Sage of Sex and Psyche

Remembering Don Symons (1942–2024).

· 12 min read
Donald Symons as a young man. Black-and-white phot
Donald Symons. Source: the author
With respect to sexuality, there is a female human nature and a male human nature, and these natures are extraordinarily different, though the differences are to some extent masked by the compromises heterosexual relations entail and by moral injunctions. Men and women differ in their sexual natures because throughout the immensely long hunting and gathering phase of human evolutionary history the sexual desires and dispositions that were adaptive for either sex were for the other tickets to reproductive oblivion.

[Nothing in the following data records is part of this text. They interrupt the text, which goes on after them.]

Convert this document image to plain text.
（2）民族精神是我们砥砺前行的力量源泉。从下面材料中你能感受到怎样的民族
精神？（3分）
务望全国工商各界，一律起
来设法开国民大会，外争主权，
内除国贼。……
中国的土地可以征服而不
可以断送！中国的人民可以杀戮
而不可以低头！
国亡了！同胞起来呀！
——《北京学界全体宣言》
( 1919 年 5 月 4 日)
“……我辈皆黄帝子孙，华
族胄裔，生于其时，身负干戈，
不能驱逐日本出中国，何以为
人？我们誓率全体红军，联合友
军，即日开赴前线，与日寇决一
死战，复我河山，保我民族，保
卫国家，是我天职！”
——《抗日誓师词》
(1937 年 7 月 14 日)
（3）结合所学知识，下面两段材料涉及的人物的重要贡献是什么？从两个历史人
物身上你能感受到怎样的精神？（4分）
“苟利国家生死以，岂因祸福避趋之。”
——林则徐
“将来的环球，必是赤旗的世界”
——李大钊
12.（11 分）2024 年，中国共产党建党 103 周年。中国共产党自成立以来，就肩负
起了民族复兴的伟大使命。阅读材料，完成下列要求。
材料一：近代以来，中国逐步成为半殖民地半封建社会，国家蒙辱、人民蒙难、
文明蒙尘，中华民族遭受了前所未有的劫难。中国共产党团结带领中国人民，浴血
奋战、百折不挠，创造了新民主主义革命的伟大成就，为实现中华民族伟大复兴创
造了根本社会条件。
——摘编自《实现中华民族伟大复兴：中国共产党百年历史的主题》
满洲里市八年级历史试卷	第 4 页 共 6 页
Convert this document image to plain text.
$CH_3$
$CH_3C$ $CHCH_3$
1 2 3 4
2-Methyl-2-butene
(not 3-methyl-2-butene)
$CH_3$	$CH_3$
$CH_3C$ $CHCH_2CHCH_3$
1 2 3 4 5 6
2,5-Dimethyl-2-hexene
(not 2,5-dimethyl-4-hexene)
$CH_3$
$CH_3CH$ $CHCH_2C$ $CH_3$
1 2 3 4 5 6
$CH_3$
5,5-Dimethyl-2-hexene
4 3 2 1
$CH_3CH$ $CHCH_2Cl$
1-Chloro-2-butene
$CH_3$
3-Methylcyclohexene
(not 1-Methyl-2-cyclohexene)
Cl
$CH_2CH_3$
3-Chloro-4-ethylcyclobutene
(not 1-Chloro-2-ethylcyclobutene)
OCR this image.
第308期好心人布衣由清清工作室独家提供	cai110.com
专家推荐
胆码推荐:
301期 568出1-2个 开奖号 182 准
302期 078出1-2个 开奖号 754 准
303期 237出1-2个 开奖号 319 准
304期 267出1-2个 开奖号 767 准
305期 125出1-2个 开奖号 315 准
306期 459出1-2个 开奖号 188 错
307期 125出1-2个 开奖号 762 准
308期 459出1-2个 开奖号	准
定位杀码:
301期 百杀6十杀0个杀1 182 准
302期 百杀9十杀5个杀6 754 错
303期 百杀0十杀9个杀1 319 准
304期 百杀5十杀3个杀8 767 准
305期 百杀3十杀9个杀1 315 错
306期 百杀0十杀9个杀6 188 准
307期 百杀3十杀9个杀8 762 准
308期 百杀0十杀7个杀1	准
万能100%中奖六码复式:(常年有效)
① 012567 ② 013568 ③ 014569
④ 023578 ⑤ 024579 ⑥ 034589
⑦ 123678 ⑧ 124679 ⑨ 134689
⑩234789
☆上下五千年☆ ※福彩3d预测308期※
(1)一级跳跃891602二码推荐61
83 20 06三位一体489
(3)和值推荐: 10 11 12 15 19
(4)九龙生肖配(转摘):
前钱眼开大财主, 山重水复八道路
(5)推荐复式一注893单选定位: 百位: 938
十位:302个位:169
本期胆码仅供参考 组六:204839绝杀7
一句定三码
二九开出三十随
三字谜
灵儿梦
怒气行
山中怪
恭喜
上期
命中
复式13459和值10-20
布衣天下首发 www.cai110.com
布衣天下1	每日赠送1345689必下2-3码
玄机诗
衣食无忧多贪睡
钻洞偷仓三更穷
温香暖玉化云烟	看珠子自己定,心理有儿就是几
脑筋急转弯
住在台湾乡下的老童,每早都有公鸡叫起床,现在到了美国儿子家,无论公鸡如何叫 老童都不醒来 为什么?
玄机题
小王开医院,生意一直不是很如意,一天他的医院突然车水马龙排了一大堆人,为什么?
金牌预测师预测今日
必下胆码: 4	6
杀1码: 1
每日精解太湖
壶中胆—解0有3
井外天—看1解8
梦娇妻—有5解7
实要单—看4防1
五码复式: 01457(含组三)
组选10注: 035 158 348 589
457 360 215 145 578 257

This bold yet qualified proclamation was how Donald Symons announced the theme of his epochal 1979 book The Evolution of Human Sexuality (EHS). Symons, who died of cancer last year at 82, is remembered with awe and affection by the legions of evolutionary psychologists and sexuality researchers he influenced. His extraordinary little book opened up vast new intellectual spaces, not just for an understanding of sexuality itself but for an understanding of the relevance of evolution to the human condition and of the nature of conscious experience. 

Symons did not, of course, originate the idea that men and women have different sexual natures. According to the doggerel falsely attributed to William James, Dorothy Parker, and others, “Hoggamus higgamus, men are polygamous; Higgamus hoggamus, women monogamous.” Symons explained the grain of truth in the rhyme (and the grains of falsehood) in the teeth of intellectual complacency and sometimes fierce opposition from many sectors of the 1970s zeitgeist. It was the heyday of the doctrine that the human mind was a blank slate and that human nature was a dangerous idea. Second-wave feminism, recoiling from pseudoscientific stereotypes of women’s abilities, found it expedient to assert that the sexes were innately indistinguishable, with all differences coming from the “roles” that society assigned people, roles that could be rewritten in the name of equality. 

The biology-friendly alternatives of the day were problematic for different reasons. The new approach called sociobiology often applied evolution to human behaviour in a patently implausible way, assuming that natural selection programmed us to maximise the number of babies we bring into the world. It sometimes made sweeping claims about the sexes that were barely more sophisticated than higgamus-hoggamus. Sex researchers, for their part, fell back on the folk theory that evolution works toward the greater good, and spun their research to valorise wholesome relationships and provide moralistic uplift. Many claimed that sex differences were complementary, and that human sexual desire was an adaptation for monogamous pair-bonding. 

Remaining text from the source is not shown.